A British Historian, who was touring Dhaka, Bangladesh on an academic visit could not believe what was happening around him in a market, yesterday, when he visited it in the evening.
(His mission was to write about how British could succeed in making Indians and Pakistanis (of both erstwhile West and East Pakistan) as fools that they always blamed each other instead of blaming the real culprits British for the communal problems that British had fomented which led to Indo-Pakistan partition. He had already visited and collected notes from Karachi and Amritsar).
If he does not succeed as a historian (it can be read as “If he cannot make millions of Dollars/Euros/Pound-Sterlings with his books of such historical works, which are less in content, but more in pomp on cover pages), he would like to try his luck as Sociologist. Just before leaving for the market as a sort of sight-seeing, he had seen in the TV in his hotel-lounge (In his room, he always watches History TV to prepare his notes) that Bangladesh lost to India in the first one-day international of the series on that day.
Then, he was expecting, at the best a disappointing, and at the worst a belligerent reaction from the citizens of Bangladesh if that topic was brought about in any discussion. But, to his utter disbelief, there was jubilation everywhere in the houses with TV sets on. Though he could not see the TV screens per se, he could see the TV Screen’s radiating glow, out in the rooms, through narrow openings of windows and doors. Apart from that, he could hear the thumping sounds both from TV sets and from the people watching it.
He was literally flabbergasted by the Bangladeshis’ sportsman spirit, which while transcending the patriotism – often termed as narrow-patriotism by university academics –, has made the people to celebrate Indians’ victory over their own team.
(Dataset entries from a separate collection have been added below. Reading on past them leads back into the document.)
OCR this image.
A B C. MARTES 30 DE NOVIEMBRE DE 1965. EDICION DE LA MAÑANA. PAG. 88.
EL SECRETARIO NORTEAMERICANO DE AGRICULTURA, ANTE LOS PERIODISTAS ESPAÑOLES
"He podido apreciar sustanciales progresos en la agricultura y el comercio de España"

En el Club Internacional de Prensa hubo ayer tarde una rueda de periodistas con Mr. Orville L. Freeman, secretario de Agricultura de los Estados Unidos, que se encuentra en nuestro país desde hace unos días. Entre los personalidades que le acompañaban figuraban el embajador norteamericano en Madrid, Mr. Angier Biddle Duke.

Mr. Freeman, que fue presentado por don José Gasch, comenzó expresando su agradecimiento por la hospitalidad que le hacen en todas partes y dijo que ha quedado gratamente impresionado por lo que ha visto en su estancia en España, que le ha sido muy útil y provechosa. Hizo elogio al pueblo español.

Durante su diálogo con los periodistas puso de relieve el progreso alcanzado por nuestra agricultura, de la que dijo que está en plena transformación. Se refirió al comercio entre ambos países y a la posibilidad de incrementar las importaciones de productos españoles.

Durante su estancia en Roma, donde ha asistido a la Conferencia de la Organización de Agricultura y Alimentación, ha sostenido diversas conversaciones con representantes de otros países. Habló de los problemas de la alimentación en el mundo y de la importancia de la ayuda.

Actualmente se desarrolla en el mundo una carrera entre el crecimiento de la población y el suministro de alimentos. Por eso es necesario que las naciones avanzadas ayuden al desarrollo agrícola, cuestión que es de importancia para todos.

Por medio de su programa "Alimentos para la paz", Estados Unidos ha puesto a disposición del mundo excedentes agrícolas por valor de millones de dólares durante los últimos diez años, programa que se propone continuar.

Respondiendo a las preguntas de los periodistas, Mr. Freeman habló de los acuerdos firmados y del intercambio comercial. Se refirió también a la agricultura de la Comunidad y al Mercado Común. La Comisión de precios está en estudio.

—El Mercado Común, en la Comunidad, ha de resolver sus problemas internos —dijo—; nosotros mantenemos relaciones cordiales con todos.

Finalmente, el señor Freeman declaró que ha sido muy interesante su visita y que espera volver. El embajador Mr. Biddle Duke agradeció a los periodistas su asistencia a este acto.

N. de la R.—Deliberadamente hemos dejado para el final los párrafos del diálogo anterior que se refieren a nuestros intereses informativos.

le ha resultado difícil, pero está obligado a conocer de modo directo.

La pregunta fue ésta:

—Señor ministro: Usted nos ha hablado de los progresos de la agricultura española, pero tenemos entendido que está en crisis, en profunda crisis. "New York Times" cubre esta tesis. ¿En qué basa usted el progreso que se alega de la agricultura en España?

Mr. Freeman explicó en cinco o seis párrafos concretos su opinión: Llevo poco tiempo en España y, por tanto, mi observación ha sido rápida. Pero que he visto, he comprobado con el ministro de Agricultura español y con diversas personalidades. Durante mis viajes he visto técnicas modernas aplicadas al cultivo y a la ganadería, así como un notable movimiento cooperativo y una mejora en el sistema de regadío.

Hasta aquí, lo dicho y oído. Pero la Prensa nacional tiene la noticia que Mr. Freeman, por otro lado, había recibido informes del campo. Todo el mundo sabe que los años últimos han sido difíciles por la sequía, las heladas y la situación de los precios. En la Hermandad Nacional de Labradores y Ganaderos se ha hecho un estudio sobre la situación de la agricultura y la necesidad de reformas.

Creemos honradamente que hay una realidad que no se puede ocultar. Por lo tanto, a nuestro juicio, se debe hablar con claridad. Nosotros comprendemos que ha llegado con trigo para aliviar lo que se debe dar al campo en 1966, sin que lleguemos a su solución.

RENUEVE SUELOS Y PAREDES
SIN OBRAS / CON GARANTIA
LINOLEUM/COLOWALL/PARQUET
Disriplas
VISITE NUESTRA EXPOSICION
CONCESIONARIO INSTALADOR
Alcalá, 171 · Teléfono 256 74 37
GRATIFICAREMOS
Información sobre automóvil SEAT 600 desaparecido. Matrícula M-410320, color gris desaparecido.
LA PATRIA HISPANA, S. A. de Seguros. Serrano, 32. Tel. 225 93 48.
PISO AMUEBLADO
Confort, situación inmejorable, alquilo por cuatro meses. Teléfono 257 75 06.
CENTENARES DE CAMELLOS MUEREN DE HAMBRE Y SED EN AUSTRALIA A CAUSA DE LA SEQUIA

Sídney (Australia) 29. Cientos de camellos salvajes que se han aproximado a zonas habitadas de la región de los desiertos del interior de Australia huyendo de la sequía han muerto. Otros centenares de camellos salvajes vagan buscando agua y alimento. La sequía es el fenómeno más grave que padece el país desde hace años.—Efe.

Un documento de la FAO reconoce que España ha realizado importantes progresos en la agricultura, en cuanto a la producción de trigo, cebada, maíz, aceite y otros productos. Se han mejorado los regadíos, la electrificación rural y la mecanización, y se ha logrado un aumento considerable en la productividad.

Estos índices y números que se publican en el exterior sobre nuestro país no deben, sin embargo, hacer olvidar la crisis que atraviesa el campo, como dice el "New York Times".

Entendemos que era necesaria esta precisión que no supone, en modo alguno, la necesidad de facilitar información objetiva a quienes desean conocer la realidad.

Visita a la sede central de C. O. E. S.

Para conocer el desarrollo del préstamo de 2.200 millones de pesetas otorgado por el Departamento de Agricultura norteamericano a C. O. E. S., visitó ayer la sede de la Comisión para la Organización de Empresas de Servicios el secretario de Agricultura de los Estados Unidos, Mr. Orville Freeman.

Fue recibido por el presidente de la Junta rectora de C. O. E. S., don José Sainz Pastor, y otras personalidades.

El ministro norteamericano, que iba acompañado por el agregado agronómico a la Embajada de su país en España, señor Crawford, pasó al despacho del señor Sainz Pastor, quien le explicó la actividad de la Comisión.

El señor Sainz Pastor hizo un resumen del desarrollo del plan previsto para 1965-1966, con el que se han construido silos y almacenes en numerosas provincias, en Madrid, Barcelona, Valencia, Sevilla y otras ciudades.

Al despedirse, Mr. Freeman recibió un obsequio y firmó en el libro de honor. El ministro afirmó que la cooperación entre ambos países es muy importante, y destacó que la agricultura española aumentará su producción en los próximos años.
When he shared this information with his Taxi driver in a mixture of English and Bangla with pleasant surprise writ large on his face, the latter laughed aloud and replied that they were all celebrating World-Cup football.
Now, it was another surprise for Englishman. How could it be for no live coverage was there for no foot-ball matches were scheduled at that time? Again Taxi driver laughed and replied that they were all watching highlights of England-Italy match. The British-man was really stunned and shocked at such a Foot-ball fervour of Bengalis. Then, Taxi driver informed that every Bengali on Earth feels, thinks, talks Football as if he was the one, who taught the nuances of Foot-ball to Pele/Johan Cruyff/Maradona/Lionel Messi.
Immediately after returning to his Hotel, the British Historian started scribbling notes for his next novel. He tentatively titled it as “The People, who taught Pele Football”.